Pourquoi les couples se surveillent par géolocalisation : « Souvent, l’un des deux accepte à contrecœur » (analyse)
Les technologies numériques confrontent les couples à des outils précis de surveillance et de contrôle. La frontière avec la violence est ténue.
C’est un matin de mai. Claire se réveille, ouvre son téléphone et vérifie ses notifications. Quelques messages par-ci par-là. On attend 16°C à 18°C avec un ciel brumeux. Ne pas oublier de marcher dix mille pas. Une newsletter qu’elle n’a pas le temps de lire. Rien de spécial. Plus tard dans la journée, elle se rappelle d’une question qu’elle devait poser à un ami, un homme. Elle ouvre Instagram, glisse son doigt en haut à droite de l’écran pour ouvrir ses messages. «Et là, plus rien. La conversation a disparu.» Claire pense d’abord à un bug, rafraîchit l’écran, rallume son portable. Constatant la persistance de cette disparition, elle envoie un nouveau message à son ami. Et comprend rapidement.

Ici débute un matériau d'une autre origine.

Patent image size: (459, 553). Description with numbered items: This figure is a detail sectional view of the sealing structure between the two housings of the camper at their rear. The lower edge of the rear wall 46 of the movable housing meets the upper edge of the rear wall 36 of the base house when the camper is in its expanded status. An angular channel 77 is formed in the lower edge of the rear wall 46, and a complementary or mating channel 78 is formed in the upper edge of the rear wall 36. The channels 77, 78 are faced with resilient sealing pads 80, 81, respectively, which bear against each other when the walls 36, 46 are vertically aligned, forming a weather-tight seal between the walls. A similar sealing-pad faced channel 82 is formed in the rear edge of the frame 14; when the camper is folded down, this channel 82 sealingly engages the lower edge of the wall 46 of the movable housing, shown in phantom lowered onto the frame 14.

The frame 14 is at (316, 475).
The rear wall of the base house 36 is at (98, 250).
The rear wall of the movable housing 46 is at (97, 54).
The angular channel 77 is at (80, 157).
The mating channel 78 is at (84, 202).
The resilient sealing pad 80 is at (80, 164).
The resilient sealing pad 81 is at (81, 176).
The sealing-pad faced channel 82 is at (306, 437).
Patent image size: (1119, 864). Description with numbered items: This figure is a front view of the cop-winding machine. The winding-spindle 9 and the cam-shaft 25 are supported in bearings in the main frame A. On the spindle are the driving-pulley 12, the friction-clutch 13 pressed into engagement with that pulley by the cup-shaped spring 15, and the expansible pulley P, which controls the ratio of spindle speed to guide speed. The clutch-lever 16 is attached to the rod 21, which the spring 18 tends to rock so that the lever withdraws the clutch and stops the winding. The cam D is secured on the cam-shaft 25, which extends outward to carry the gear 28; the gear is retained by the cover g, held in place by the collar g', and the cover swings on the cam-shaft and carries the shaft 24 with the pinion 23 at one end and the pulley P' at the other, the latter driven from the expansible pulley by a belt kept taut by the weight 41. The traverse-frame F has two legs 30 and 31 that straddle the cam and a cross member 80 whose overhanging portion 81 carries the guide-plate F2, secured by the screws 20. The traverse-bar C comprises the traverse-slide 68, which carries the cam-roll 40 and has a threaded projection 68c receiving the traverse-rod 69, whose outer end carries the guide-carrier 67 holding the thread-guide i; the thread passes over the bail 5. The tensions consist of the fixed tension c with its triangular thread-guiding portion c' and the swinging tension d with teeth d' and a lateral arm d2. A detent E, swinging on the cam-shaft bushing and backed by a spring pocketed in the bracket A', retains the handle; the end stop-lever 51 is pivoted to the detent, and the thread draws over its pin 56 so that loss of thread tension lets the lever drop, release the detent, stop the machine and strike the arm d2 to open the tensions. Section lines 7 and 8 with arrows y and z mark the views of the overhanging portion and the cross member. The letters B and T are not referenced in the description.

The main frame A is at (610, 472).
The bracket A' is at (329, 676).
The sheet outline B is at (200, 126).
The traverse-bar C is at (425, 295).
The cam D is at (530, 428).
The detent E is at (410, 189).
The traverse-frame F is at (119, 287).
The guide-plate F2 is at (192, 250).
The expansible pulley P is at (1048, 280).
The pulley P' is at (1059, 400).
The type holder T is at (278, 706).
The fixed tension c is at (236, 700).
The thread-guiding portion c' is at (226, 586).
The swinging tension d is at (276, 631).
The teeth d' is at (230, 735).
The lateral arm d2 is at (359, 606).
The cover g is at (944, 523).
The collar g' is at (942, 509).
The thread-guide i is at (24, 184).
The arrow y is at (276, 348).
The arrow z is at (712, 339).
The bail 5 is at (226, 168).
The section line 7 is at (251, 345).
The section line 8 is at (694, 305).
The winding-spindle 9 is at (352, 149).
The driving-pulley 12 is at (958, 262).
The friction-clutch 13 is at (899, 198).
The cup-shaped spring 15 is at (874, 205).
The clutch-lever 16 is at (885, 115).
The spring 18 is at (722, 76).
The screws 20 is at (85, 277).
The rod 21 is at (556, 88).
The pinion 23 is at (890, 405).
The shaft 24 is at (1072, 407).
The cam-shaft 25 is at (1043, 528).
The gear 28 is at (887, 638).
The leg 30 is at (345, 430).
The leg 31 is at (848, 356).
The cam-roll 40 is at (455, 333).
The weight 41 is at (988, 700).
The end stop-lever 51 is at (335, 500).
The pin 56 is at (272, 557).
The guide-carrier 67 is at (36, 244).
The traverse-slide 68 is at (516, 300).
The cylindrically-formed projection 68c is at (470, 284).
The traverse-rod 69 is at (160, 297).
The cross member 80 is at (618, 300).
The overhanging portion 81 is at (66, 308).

La géolocalisation non consentie n’est pas une infidélité mais un coup de canif dans le contrat.
Quelques mois plus tôt, au début de son couple, son partenaire avait insisté pour s’échanger leurs codes de téléphone. «Une garantie, raconte-t-elle, parce qu’il avait été trompé par sa précédente copine et voulait créer une transparence.» Claire avait cédé, se rassurant par l’idée d’échange mutuel. «On avait aussi activé nos localisations pour se les partager.» Au cas où quelque chose arriverait. Vite, elle commence à recevoir d’étranges messages venant de son partenaire. Des «où tu vas?» ou «pourquoi tu n’es pas à la maison?».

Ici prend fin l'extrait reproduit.